La responsabilité de l’Etat et celle des opérateurs nucléaires, les carences d’un monde politique incapable d’exiger un peu de transparence dans la gestion d’une énergie aussi dangereuse devront être posées. Plus profondément, le Japon est appelé à repenser ce qui est à la base d’une économie moderne : sa politique énergétique, mais en ne laissant pas aux seuls experts le soin de la décider.
Ce qui suppose ne pas traiter avec une arrogance hautaine les opposants, parfois des poignées de paysans et de pêcheurs se battant avec leurs moyens et leurs arguments - qui ne font guère le poids face à la morgue des certitudes technocratiques - contre la construction de centrales nucléaires dans leur région. « L’usage du nucléaire doit être l’objet d’une réflexion qui dépasse les experts », fait valoir l’économiste Matsuto Uchihashi.
A partir des années 1960, le Japon de l’expansion s’est lancé tête baissée dans une croissance exponentielle en prenant des risques énormes pour sa population, dont l’une des conséquences fut les maladies de la pollution comme celle de Minamata (intoxication par le mercure déversé en mer) : des milliers de morts et des « enfants-larves ». Après des décennies de lutte, les mouvements de citoyens ont réussi à faire condamner les pollueurs bien que des malades n’aient pas encore été indemnisés. Le contexte historique et économique comme le risque sont différents. Assurément.
Mais l’état d’esprit des pollueurs d’hier et des opérateurs nucléaires d’aujourd’hui est-il si éloigné par leur non-respect du principe de précaution et de primauté de la santé des populations ? Délibéré et cynique dans le cas des pollueurs.
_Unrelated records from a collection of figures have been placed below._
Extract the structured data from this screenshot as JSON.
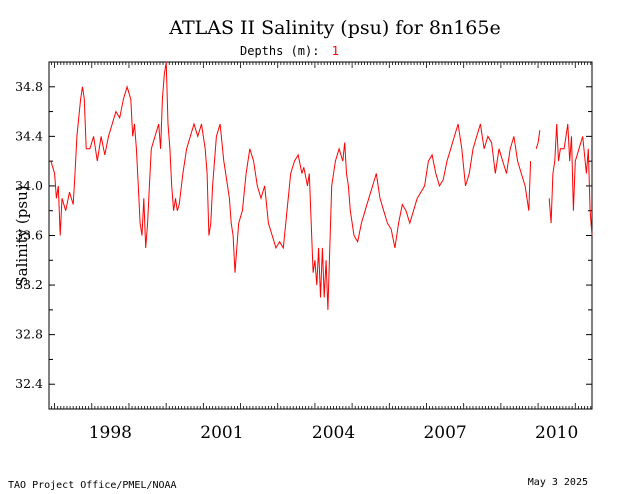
{
  "chart_data": {
    "type": "line",
    "title": "ATLAS II Salinity (psu) for 8n165e",
    "depth_label": "Depths (m):",
    "depth_value": "1",
    "ylabel": "Salinity (psu)",
    "xlabel": "",
    "xlim": [
      1996.85,
      2011.45
    ],
    "ylim": [
      32.2,
      35.0
    ],
    "yticks": [
      32.4,
      32.8,
      33.2,
      33.6,
      34.0,
      34.4,
      34.8
    ],
    "ytick_labels": [
      "32.4",
      "32.8",
      "33.2",
      "33.6",
      "34.0",
      "34.4",
      "34.8"
    ],
    "xticks": [
      1998,
      2001,
      2004,
      2007,
      2010
    ],
    "xtick_labels": [
      "1998",
      "2001",
      "2004",
      "2007",
      "2010"
    ],
    "grid": false,
    "series": [
      {
        "color": "#ff0000",
        "segments": [
          [
            [
              1996.9,
              34.2
            ],
            [
              1997.0,
              34.1
            ],
            [
              1997.05,
              33.9
            ],
            [
              1997.1,
              34.0
            ],
            [
              1997.15,
              33.6
            ],
            [
              1997.2,
              33.9
            ],
            [
              1997.3,
              33.8
            ],
            [
              1997.4,
              33.95
            ],
            [
              1997.5,
              33.85
            ],
            [
              1997.55,
              34.1
            ],
            [
              1997.6,
              34.4
            ],
            [
              1997.7,
              34.7
            ],
            [
              1997.75,
              34.8
            ],
            [
              1997.8,
              34.7
            ],
            [
              1997.85,
              34.3
            ],
            [
              1997.95,
              34.3
            ],
            [
              1998.05,
              34.4
            ],
            [
              1998.15,
              34.2
            ],
            [
              1998.25,
              34.4
            ],
            [
              1998.35,
              34.25
            ],
            [
              1998.45,
              34.4
            ],
            [
              1998.55,
              34.5
            ],
            [
              1998.65,
              34.6
            ],
            [
              1998.75,
              34.55
            ],
            [
              1998.85,
              34.7
            ],
            [
              1998.95,
              34.8
            ],
            [
              1999.05,
              34.7
            ],
            [
              1999.1,
              34.4
            ],
            [
              1999.15,
              34.5
            ],
            [
              1999.2,
              34.3
            ],
            [
              1999.25,
              34.0
            ],
            [
              1999.3,
              33.7
            ],
            [
              1999.35,
              33.6
            ],
            [
              1999.4,
              33.9
            ],
            [
              1999.45,
              33.5
            ],
            [
              1999.5,
              33.7
            ],
            [
              1999.55,
              34.0
            ],
            [
              1999.6,
              34.3
            ],
            [
              1999.7,
              34.4
            ],
            [
              1999.8,
              34.5
            ],
            [
              1999.85,
              34.3
            ],
            [
              1999.9,
              34.7
            ],
            [
              1999.95,
              34.9
            ],
            [
              2000.0,
              35.0
            ],
            [
              2000.05,
              34.5
            ],
            [
              2000.1,
              34.3
            ],
            [
              2000.15,
              34.0
            ],
            [
              2000.2,
              33.8
            ],
            [
              2000.25,
              33.9
            ],
            [
              2000.3,
              33.8
            ],
            [
              2000.35,
              33.85
            ],
            [
              2000.45,
              34.1
            ],
            [
              2000.55,
              34.3
            ],
            [
              2000.65,
              34.4
            ],
            [
              2000.75,
              34.5
            ],
            [
              2000.85,
              34.4
            ],
            [
              2000.95,
              34.5
            ],
            [
              2001.05,
              34.3
            ],
            [
              2001.1,
              34.1
            ],
            [
              2001.15,
              33.6
            ],
            [
              2001.2,
              33.7
            ],
            [
              2001.25,
              34.0
            ],
            [
              2001.3,
              34.2
            ],
            [
              2001.35,
              34.4
            ],
            [
              2001.45,
              34.5
            ],
            [
              2001.55,
              34.2
            ],
            [
              2001.6,
              34.1
            ],
            [
              2001.7,
              33.9
            ],
            [
              2001.75,
              33.7
            ],
            [
              2001.8,
              33.6
            ],
            [
              2001.85,
              33.3
            ],
            [
              2001.9,
              33.5
            ],
            [
              2001.95,
              33.7
            ],
            [
              2002.05,
              33.8
            ],
            [
              2002.15,
              34.1
            ],
            [
              2002.25,
              34.3
            ],
            [
              2002.35,
              34.2
            ],
            [
              2002.45,
              34.0
            ],
            [
              2002.55,
              33.9
            ],
            [
              2002.65,
              34.0
            ],
            [
              2002.75,
              33.7
            ],
            [
              2002.85,
              33.6
            ],
            [
              2002.95,
              33.5
            ],
            [
              2003.05,
              33.55
            ],
            [
              2003.15,
              33.5
            ],
            [
              2003.25,
              33.8
            ],
            [
              2003.35,
              34.1
            ],
            [
              2003.45,
              34.2
            ],
            [
              2003.55,
              34.25
            ],
            [
              2003.65,
              34.1
            ],
            [
              2003.7,
              34.15
            ],
            [
              2003.8,
              34.0
            ],
            [
              2003.85,
              34.1
            ],
            [
              2003.9,
              33.7
            ],
            [
              2003.95,
              33.3
            ],
            [
              2004.0,
              33.4
            ],
            [
              2004.05,
              33.2
            ],
            [
              2004.1,
              33.5
            ],
            [
              2004.15,
              33.1
            ],
            [
              2004.2,
              33.5
            ],
            [
              2004.25,
              33.1
            ],
            [
              2004.3,
              33.4
            ],
            [
              2004.35,
              33.0
            ],
            [
              2004.45,
              34.0
            ],
            [
              2004.55,
              34.2
            ],
            [
              2004.65,
              34.3
            ],
            [
              2004.75,
              34.2
            ],
            [
              2004.8,
              34.35
            ],
            [
              2004.85,
              34.1
            ],
            [
              2004.9,
              34.0
            ],
            [
              2004.95,
              33.8
            ],
            [
              2005.05,
              33.6
            ],
            [
              2005.15,
              33.55
            ],
            [
              2005.25,
              33.7
            ],
            [
              2005.35,
              33.8
            ],
            [
              2005.45,
              33.9
            ],
            [
              2005.55,
              34.0
            ],
            [
              2005.65,
              34.1
            ],
            [
              2005.75,
              33.9
            ],
            [
              2005.85,
              33.8
            ],
            [
              2005.95,
              33.7
            ],
            [
              2006.05,
              33.65
            ],
            [
              2006.15,
              33.5
            ],
            [
              2006.25,
              33.7
            ],
            [
              2006.35,
              33.85
            ],
            [
              2006.45,
              33.8
            ],
            [
              2006.55,
              33.7
            ],
            [
              2006.65,
              33.8
            ],
            [
              2006.75,
              33.9
            ],
            [
              2006.85,
              33.95
            ],
            [
              2006.95,
              34.0
            ],
            [
              2007.05,
              34.2
            ],
            [
              2007.15,
              34.25
            ],
            [
              2007.25,
              34.1
            ],
            [
              2007.35,
              34.0
            ],
            [
              2007.45,
              34.05
            ],
            [
              2007.55,
              34.2
            ],
            [
              2007.65,
              34.3
            ],
            [
              2007.75,
              34.4
            ],
            [
              2007.85,
              34.5
            ],
            [
              2007.95,
              34.3
            ],
            [
              2008.05,
              34.0
            ],
            [
              2008.15,
              34.1
            ],
            [
              2008.25,
              34.3
            ],
            [
              2008.35,
              34.4
            ],
            [
              2008.45,
              34.5
            ],
            [
              2008.55,
              34.3
            ],
            [
              2008.65,
              34.4
            ],
            [
              2008.75,
              34.35
            ],
            [
              2008.85,
              34.1
            ],
            [
              2008.95,
              34.3
            ],
            [
              2009.05,
              34.2
            ],
            [
              2009.15,
              34.1
            ],
            [
              2009.25,
              34.3
            ],
            [
              2009.35,
              34.4
            ],
            [
              2009.45,
              34.2
            ],
            [
              2009.55,
              34.1
            ],
            [
              2009.65,
              34.0
            ],
            [
              2009.75,
              33.8
            ],
            [
              2009.8,
              34.2
            ]
          ],
          [
            [
              2009.95,
              34.3
            ],
            [
              2010.0,
              34.35
            ],
            [
              2010.05,
              34.45
            ]
          ],
          [
            [
              2010.3,
              33.9
            ],
            [
              2010.35,
              33.7
            ],
            [
              2010.4,
              34.1
            ],
            [
              2010.45,
              34.2
            ],
            [
              2010.5,
              34.5
            ],
            [
              2010.55,
              34.2
            ],
            [
              2010.6,
              34.3
            ],
            [
              2010.7,
              34.3
            ],
            [
              2010.8,
              34.5
            ],
            [
              2010.85,
              34.2
            ],
            [
              2010.9,
              34.4
            ],
            [
              2010.95,
              33.8
            ],
            [
              2011.0,
              34.2
            ],
            [
              2011.1,
              34.3
            ],
            [
              2011.2,
              34.4
            ],
            [
              2011.3,
              34.1
            ],
            [
              2011.35,
              34.3
            ],
            [
              2011.4,
              33.8
            ],
            [
              2011.45,
              33.6
            ]
          ]
        ]
      }
    ]
  },
  "footer": {
    "left": "TAO Project Office/PMEL/NOAA",
    "right": "May  3 2025"
  }
}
Insuffisamment pris en compte dans celui des opérateurs nucléaires. Peut-être. Mais, dans les deux cas, la rentabilité à court terme est passée avant les principes de sécurité à long terme. Tepco, opérateur de la centrale de Fukushima, n’est pas seul en cause : tous ses homologues à travers l’Archipel agissent de la même manière.
On aurait tort, pour autant, de faire de la catastrophe de Fukushima un problème spécifique au Japon : les carences politiques, la collusion entre l’administration et les intérêts privés, ont accentué le trait. Quelle que soit l’option - nucléaire ou non -, la question est valable partout : doit-on laisser la gestion du nucléaire à des entreprises privées dont la logique est par définition la rentabilité ? Si c’est le cas, de quels moyens l’Etat, supposé défendre les intérêts de la communauté, se dote-t-il pour les contraindre à respecter ladite « responsabilité sociale de l’entreprise ».
A cet impératif renforcement du contrôle par l’Etat s’ajoutent des choix : « Les Japonais sont placés devant un dilemme : continuer à suivre aveuglément l’élite au pouvoir, avec les risques qui sont devenus une réalité, ou bien opter pour un développement durable. Ils ne peuvent avoir les deux en même temps », fait valoir Andrew DeWitt, professeur d’économie politique à l’université Rikkyo à Tokyo (« The Earthquake in Japanese Energy Policy », The Asia-Pacific Journal, 28 mars).
Cette catastrophe, qui est loin d’être terminée, a fait entrer le Japon dans une nouvelle ère. Et c’est de la prise de conscience par ses citoyens qu’il s’agit bien d’un tournant dans l’histoire nationale, et qu’il est temps pour eux de se faire entendre et de ne pas s’en remettre à leur élite actuelle, que dépendra leur avenir.